Suara.com - Kasus balita gizi buruk selama ini dianggap hanya terjadi di daerah tertinggal, terpencil maupun perbatasan.
Nusa Tenggara Timur (NTT), Kalimantan Barat, Maluku, Papua Barat memang masih mengemban jajaran empat besar provinsi dengan kasus balita gizi buruk terbanyak di Indonesia menurut Hasil Status Pemantauan Gizi 2016. Tapi faktanya, kasus balita gizi buruk masih terjadi di daerah perkotaan, bahkan tak jauh dari pusat pemerintahan.
Hasil Status Pemantauan Gizi 2016 menunjukkan bahwa prevalensi kasus gizi kurang di Kota Bogor mencapai 7.9 persen, balita pendek 18.3 persen, sangat kurus 0.3 persen, dan kurus 4.6 persen.
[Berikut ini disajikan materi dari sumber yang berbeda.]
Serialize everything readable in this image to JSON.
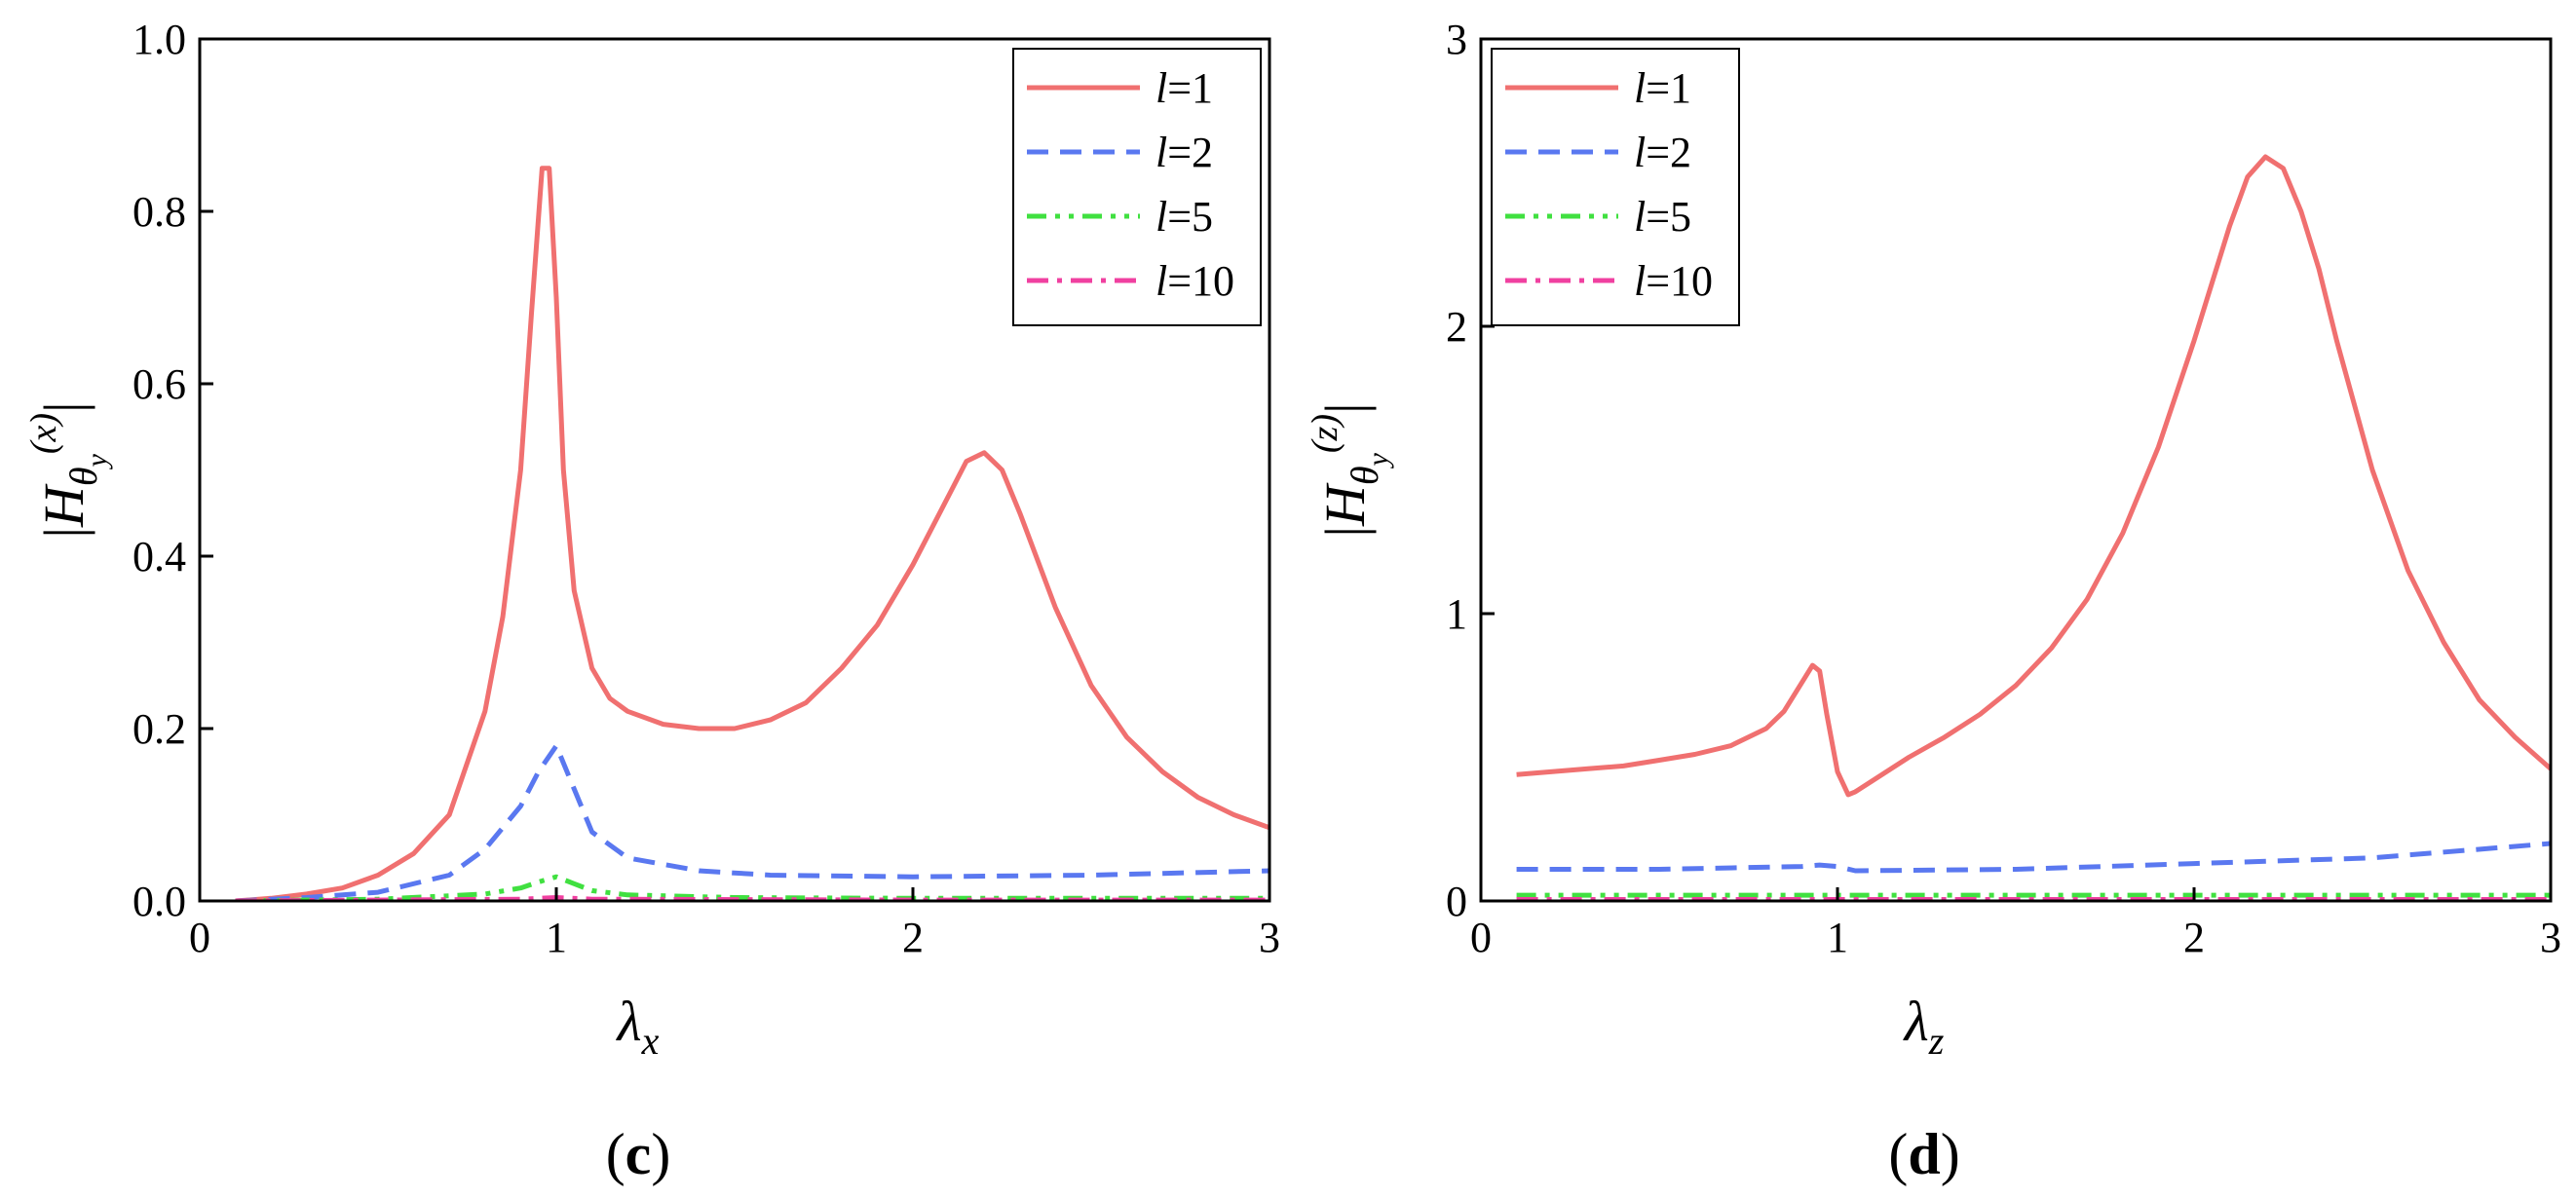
{
  "chart_data": [
    {
      "type": "line",
      "panel_label": "c",
      "xlabel": "λx",
      "ylabel": "|Hθy(x)|",
      "xlim": [
        0,
        3
      ],
      "ylim": [
        0,
        1.0
      ],
      "xticks": [
        0,
        1,
        2,
        3
      ],
      "xtick_labels": [
        "0",
        "1",
        "2",
        "3"
      ],
      "yticks": [
        0,
        0.2,
        0.4,
        0.6,
        0.8,
        1.0
      ],
      "ytick_labels": [
        "0.0",
        "0.2",
        "0.4",
        "0.6",
        "0.8",
        "1.0"
      ],
      "grid": false,
      "legend_position": "top-right",
      "series": [
        {
          "name": "l=1",
          "color": "#f07070",
          "dash": "solid",
          "x": [
            0.1,
            0.2,
            0.3,
            0.4,
            0.5,
            0.6,
            0.7,
            0.8,
            0.85,
            0.9,
            0.93,
            0.96,
            0.98,
            1.0,
            1.02,
            1.05,
            1.1,
            1.15,
            1.2,
            1.3,
            1.4,
            1.5,
            1.6,
            1.7,
            1.8,
            1.9,
            2.0,
            2.1,
            2.15,
            2.2,
            2.25,
            2.3,
            2.4,
            2.5,
            2.6,
            2.7,
            2.8,
            2.9,
            3.0
          ],
          "y": [
            0.0,
            0.003,
            0.008,
            0.015,
            0.03,
            0.055,
            0.1,
            0.22,
            0.33,
            0.5,
            0.68,
            0.85,
            0.85,
            0.7,
            0.5,
            0.36,
            0.27,
            0.235,
            0.22,
            0.205,
            0.2,
            0.2,
            0.21,
            0.23,
            0.27,
            0.32,
            0.39,
            0.47,
            0.51,
            0.52,
            0.5,
            0.45,
            0.34,
            0.25,
            0.19,
            0.15,
            0.12,
            0.1,
            0.085
          ]
        },
        {
          "name": "l=2",
          "color": "#5a78f0",
          "dash": "dashed",
          "x": [
            0.1,
            0.3,
            0.5,
            0.7,
            0.8,
            0.9,
            0.95,
            1.0,
            1.05,
            1.1,
            1.2,
            1.4,
            1.6,
            2.0,
            2.5,
            3.0
          ],
          "y": [
            0.0,
            0.004,
            0.01,
            0.03,
            0.06,
            0.11,
            0.15,
            0.18,
            0.13,
            0.08,
            0.05,
            0.035,
            0.03,
            0.028,
            0.03,
            0.035
          ]
        },
        {
          "name": "l=5",
          "color": "#40e040",
          "dash": "dash-dot-dot",
          "x": [
            0.1,
            0.5,
            0.8,
            0.9,
            0.95,
            1.0,
            1.05,
            1.1,
            1.2,
            1.5,
            2.0,
            3.0
          ],
          "y": [
            0.0,
            0.002,
            0.008,
            0.015,
            0.022,
            0.028,
            0.02,
            0.012,
            0.007,
            0.004,
            0.003,
            0.003
          ]
        },
        {
          "name": "l=10",
          "color": "#f040a0",
          "dash": "dash-dot",
          "x": [
            0.1,
            0.5,
            0.9,
            1.0,
            1.1,
            2.0,
            3.0
          ],
          "y": [
            0.0,
            0.001,
            0.002,
            0.004,
            0.002,
            0.001,
            0.001
          ]
        }
      ]
    },
    {
      "type": "line",
      "panel_label": "d",
      "xlabel": "λz",
      "ylabel": "|Hθy(z)|",
      "xlim": [
        0,
        3
      ],
      "ylim": [
        0,
        3
      ],
      "xticks": [
        0,
        1,
        2,
        3
      ],
      "xtick_labels": [
        "0",
        "1",
        "2",
        "3"
      ],
      "yticks": [
        0,
        1,
        2,
        3
      ],
      "ytick_labels": [
        "0",
        "1",
        "2",
        "3"
      ],
      "grid": false,
      "legend_position": "top-left",
      "series": [
        {
          "name": "l=1",
          "color": "#f07070",
          "dash": "solid",
          "x": [
            0.1,
            0.2,
            0.3,
            0.4,
            0.5,
            0.6,
            0.7,
            0.8,
            0.85,
            0.9,
            0.93,
            0.95,
            0.97,
            1.0,
            1.03,
            1.05,
            1.1,
            1.2,
            1.3,
            1.4,
            1.5,
            1.6,
            1.7,
            1.8,
            1.9,
            2.0,
            2.05,
            2.1,
            2.15,
            2.2,
            2.25,
            2.3,
            2.35,
            2.4,
            2.5,
            2.6,
            2.7,
            2.8,
            2.9,
            3.0
          ],
          "y": [
            0.44,
            0.45,
            0.46,
            0.47,
            0.49,
            0.51,
            0.54,
            0.6,
            0.66,
            0.76,
            0.82,
            0.8,
            0.65,
            0.45,
            0.37,
            0.38,
            0.42,
            0.5,
            0.57,
            0.65,
            0.75,
            0.88,
            1.05,
            1.28,
            1.58,
            1.95,
            2.15,
            2.35,
            2.52,
            2.59,
            2.55,
            2.4,
            2.2,
            1.95,
            1.5,
            1.15,
            0.9,
            0.7,
            0.57,
            0.46
          ]
        },
        {
          "name": "l=2",
          "color": "#5a78f0",
          "dash": "dashed",
          "x": [
            0.1,
            0.5,
            0.9,
            0.95,
            1.0,
            1.05,
            1.5,
            2.0,
            2.5,
            3.0
          ],
          "y": [
            0.11,
            0.11,
            0.12,
            0.125,
            0.12,
            0.105,
            0.11,
            0.13,
            0.15,
            0.2
          ]
        },
        {
          "name": "l=5",
          "color": "#40e040",
          "dash": "dash-dot-dot",
          "x": [
            0.1,
            1.0,
            2.0,
            3.0
          ],
          "y": [
            0.02,
            0.02,
            0.02,
            0.02
          ]
        },
        {
          "name": "l=10",
          "color": "#f040a0",
          "dash": "dash-dot",
          "x": [
            0.1,
            1.0,
            2.0,
            3.0
          ],
          "y": [
            0.005,
            0.005,
            0.005,
            0.005
          ]
        }
      ]
    }
  ]
}
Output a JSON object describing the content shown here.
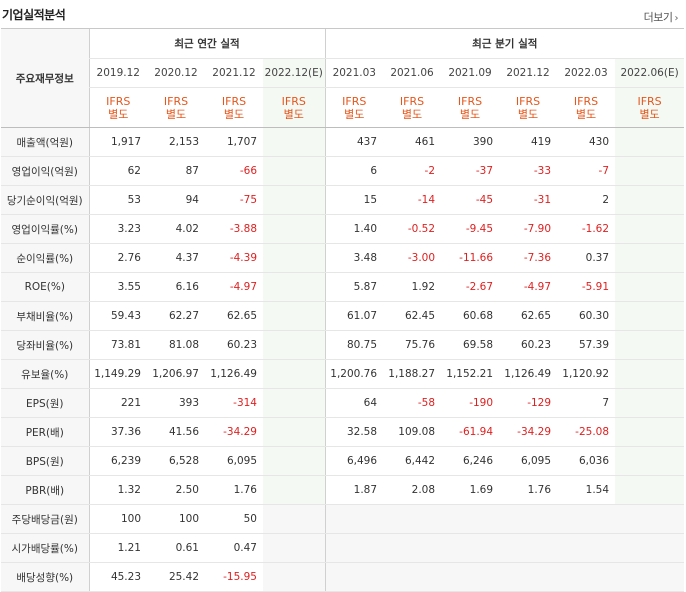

Yang menjadi ironi adalah kasus balita gizi buruk berada tak jauh dari lokasi dimana Presiden Joko Widodo bermukim.
Kabar mengenai kegiatan blusukan Jokowi ke daerah tertinggal, terpencil, dan perbatasan sudah sering kita dengar. Misi pengentasan gizi buruk turut dibawa presiden ke daerah-daerah tersebut melalui pemberian makanan tambahan (PMT) pada balita gizi buruk, ibu hamil dan anak sekolah.
Adalah balita bernama Muhamad Arif (2 tahun, 4 bulan), penderita gizi buruk yang tinggal bersama ayah, ibu dan kedua kakaknya di sebuah rumah kontrakan berjarak 4 kilometer dari Istana Kepresidenan Bogor. Kondisinya sangat memprihatinkan, berbeda jauh dengan balita seusianya yang banyak menghabiskan waktu untuk bermain.
Arif menjalani sepanjang waktunya dengan tergolek lemah tak berdaya di atas ubin yang beralaskan kasur lapuk. Tubuhnya kurus kering, kakinya tinggal tulang yang terbungkus kulit, dengan bola mata yang agak menjorok ke luar.
Sang Ibu, Cici Nuraeni (36 tahun) mengatakan, kekurangan gizi yang menimpa Arif telah menggerogoti sistem pernapasannya. Ia didiagnosis mengidap tuberkulosis, salah satu penyakit menular yang membutuhkan pengobatan rutin.
“Makannya sedikit, padahal waktu lahir berat badannya bagus 3 kilogram. Saya juga kasih ASI tapi begitu di atas satu tahun terus turun berat badannya,” ujar Ani dengan suara lirih.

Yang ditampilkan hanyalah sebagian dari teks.